- O Globo
Em meados de 2013, o Papa Francisco esteve no Brasil para participar da Jornada Mundial da Juventude, encontro de jovens católicos realizado no Rio de Janeiro. O 266º Papa da Igreja Católica, o simpático Jorge Mario Bergoglio, havia sucedido ao misterioso Bento XVI, em fevereiro daquele mesmo ano. Tive a intuição de que, daquela visita, podia sair um filme oportuno e belo. Renata me incentivou a concretizar a ideia. Segundo ela, só nós podíamos realizar um documentário sobre Francisco, pois “o Papa era argentino, mas Deus é brasileiro”. Nosso “Rio de fé”, o título do projeto, foi uma das mais belas experiências cinematográficas de minha vida, infelizmente pouco difundida devido à distribuição precária dos DVDs, plataforma escolhida desde o início do projeto.
Havia algo de original e revolucionário naquele chefe daquela igreja, a mais tradicional da história do cristianismo. Mas não era apenas no que dizia em seus discursos, sermões e conversas com a população. Era sobretudo em seus gestos e iniciativas, que só viravam escândalo depois de praticados, quando finalmente compreendíamos o que havia acontecido. Foi assim o tempo todo, no encontro inaugural com políticos convencionais, depois com fiéis do candomblé, com favelados de uma comunidade considerada perigosa, com meninos, meninas e outros gêneros juvenis, com a multidão que lotou a Praia de Copacabana em sua despedida. Compreendemos que o bem não era monopólio de nenhuma igreja, mas um valor indispensável à sobrevivência da humanidade.

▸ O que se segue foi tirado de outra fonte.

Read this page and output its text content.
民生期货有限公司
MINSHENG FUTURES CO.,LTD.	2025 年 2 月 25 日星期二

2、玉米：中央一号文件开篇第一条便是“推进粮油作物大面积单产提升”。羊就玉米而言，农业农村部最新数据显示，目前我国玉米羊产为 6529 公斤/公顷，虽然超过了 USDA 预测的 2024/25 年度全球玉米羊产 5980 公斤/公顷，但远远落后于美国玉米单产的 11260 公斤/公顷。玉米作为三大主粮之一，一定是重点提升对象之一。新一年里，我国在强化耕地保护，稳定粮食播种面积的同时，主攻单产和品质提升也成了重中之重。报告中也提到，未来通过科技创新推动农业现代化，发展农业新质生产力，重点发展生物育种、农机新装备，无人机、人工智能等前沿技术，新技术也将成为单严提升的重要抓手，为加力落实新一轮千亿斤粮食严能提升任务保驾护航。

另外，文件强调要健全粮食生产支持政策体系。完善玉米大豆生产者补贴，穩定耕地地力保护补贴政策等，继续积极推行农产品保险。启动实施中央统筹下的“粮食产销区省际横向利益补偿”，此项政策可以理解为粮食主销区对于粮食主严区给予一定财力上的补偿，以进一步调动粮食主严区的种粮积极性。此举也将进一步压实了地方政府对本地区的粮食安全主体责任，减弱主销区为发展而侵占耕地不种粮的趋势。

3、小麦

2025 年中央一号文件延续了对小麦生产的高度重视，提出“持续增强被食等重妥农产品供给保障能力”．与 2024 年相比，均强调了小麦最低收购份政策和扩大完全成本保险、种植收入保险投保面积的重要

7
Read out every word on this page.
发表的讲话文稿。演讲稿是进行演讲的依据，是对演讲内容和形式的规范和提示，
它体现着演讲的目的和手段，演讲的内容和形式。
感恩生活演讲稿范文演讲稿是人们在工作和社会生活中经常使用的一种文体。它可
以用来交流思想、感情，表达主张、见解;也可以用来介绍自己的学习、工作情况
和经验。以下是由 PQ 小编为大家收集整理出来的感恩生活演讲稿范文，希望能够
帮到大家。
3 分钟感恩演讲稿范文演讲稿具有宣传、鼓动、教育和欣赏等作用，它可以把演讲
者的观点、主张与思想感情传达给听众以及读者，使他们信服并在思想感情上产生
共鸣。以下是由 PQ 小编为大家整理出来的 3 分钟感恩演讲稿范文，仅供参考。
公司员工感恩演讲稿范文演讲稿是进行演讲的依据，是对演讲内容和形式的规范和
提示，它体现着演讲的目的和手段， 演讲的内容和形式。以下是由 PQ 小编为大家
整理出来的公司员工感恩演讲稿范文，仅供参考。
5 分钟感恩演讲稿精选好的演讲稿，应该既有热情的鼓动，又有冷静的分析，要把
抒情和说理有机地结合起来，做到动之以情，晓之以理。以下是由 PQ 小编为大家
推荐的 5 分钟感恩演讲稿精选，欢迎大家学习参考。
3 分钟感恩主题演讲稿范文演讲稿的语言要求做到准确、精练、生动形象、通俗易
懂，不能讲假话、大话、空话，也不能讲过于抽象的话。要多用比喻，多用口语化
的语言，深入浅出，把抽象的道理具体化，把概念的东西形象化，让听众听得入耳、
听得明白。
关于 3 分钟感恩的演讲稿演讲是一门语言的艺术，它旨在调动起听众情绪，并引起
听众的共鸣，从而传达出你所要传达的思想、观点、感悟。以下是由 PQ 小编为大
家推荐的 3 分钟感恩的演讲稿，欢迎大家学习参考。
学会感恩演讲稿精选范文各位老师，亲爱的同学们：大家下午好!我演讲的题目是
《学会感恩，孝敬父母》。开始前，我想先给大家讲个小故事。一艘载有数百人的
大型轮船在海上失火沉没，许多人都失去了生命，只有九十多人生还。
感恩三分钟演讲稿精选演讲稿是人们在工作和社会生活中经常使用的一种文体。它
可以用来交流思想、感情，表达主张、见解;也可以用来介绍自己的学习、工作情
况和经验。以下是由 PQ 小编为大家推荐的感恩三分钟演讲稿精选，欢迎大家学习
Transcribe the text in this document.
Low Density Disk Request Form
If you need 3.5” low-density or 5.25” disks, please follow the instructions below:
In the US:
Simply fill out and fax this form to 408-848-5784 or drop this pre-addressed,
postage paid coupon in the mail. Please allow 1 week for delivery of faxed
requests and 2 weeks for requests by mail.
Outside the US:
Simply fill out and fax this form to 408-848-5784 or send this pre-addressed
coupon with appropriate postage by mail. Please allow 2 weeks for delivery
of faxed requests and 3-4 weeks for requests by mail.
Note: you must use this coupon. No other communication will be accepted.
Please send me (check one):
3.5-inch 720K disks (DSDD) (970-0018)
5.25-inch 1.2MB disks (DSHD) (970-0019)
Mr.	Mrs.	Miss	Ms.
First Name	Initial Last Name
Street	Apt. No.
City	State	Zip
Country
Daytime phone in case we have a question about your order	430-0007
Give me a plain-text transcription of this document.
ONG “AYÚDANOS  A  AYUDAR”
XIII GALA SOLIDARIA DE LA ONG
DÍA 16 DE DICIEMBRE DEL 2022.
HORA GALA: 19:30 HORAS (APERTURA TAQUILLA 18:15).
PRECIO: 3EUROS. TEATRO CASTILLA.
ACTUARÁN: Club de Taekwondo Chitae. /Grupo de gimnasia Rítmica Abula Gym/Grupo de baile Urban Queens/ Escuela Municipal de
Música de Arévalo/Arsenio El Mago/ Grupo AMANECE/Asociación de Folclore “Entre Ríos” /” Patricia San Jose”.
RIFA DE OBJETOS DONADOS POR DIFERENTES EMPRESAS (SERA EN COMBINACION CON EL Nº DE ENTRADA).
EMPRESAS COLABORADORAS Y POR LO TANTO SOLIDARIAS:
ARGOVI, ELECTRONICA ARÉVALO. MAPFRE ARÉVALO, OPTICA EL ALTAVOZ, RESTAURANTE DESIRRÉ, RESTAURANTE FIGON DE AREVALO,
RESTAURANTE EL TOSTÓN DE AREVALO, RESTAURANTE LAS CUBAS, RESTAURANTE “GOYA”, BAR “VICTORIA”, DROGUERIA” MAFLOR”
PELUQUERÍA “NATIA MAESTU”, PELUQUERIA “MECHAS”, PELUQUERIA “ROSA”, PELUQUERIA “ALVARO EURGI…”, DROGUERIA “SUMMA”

Curiosamente, naquele mesmo ano, o Brasil se mobilizava com as manifestações de rua em defesa dos que não podiam pagar nem mais um centavo pelo transporte que eram obrigados a usar. Um movimento espontâneo que quebrou a ilusão de que um governo “popular” estava provendo tudo de que a nação precisava, que estávamos a caminho da Parusia levados pelas mãos de políticos iluminados. Hoje, parece claro que 2013 marcava a fundação de um novo momento na história social do país. Poucos brasileiros interessados pelo Brasil perceberam isso.
Francisco, ao contrário da intolerância política hoje na moda, dizia que a misericórdia de Deus não tem limites, incluindo aí até quem não crê nele. Esses deviam seguir sua própria consciência para distinguir o bem do mal, o que é imprescindível. O jornalista italiano Eugenio Scalfari, 94 anos, fundador do jornal “La Repubblica” e amigo do Papa argentino, publicou, em 2018, entrevista com Francisco, em que este diz que “não existe um inferno, o que existe é o desaparecimento das almas pecadoras”. Sabemos, por experiência tanto teológica, quanto científica, que Deus criou um universo dinâmico, em constante evolução. Sua preocupação não é apenas com o que é, mas sobretudo com o que virá a ser. A principal linguagem descoberta pelos humanos é a da esperança.
Além da esperança, a humanidade desenvolveu também sua memória histórica, para não se esquecer de como as coisas eram, não se esquecer do que foi bom e do que foi ruim. A memória talvez seja a matéria mais importante da civilização. O corpo do pintor Salvador Dalí, um dos gênios do século XX, foi recentemente exumado para um exame de comprovação de paternidade. A primeira observação do secretário-geral da Fundação Gala-Dalí, assim que havia terminado a exumação, foi a de que o bigode característico do grande artista, morto em 1989, estava “na posição clássica, marcando dez horas e dez minutos”.
Enquanto nossos líderes, como o deputado Rodrigo Amorim, desprezam, subestimam e ofendem os indígenas, desejando que eles deixem o Brasil exclusivo aos herdeiros dos europeus que invadiram com violência e rapinagem o território de todos, o Papa Francisco anuncia seu apoio ao Pacto Global de Migração, proclamado pela ONU, denunciando as restrições a ele como uma volta ao que a humanidade ocidental já foi há mais de cem anos. Esse ataque aos índios é da mesma família de outras discriminações de toda natureza, de raça a ideias. É como se no mundo só coubessem os que são como somos, nosso maior inimigo sendo portanto a diferença. Justamente aquilo que mais enriquece nossa presença no mundo.
Os primeiros homens não sabiam o que era o Sol, para que ele servia. Aí começaram a pensar sobre isso, curiosos a propósito da natureza daquela bola de fogo e o que podiam fazer com ela. A cada descoberta dessa, foi sempre possível melhorar nossa vida material e nos renovar espiritualmente. Aceitar e, eventualmente, vencer o mistério constante levou o homem a se civilizar. É isso que está sempre presente em todas as ideias “chocantes” do Papa Francisco.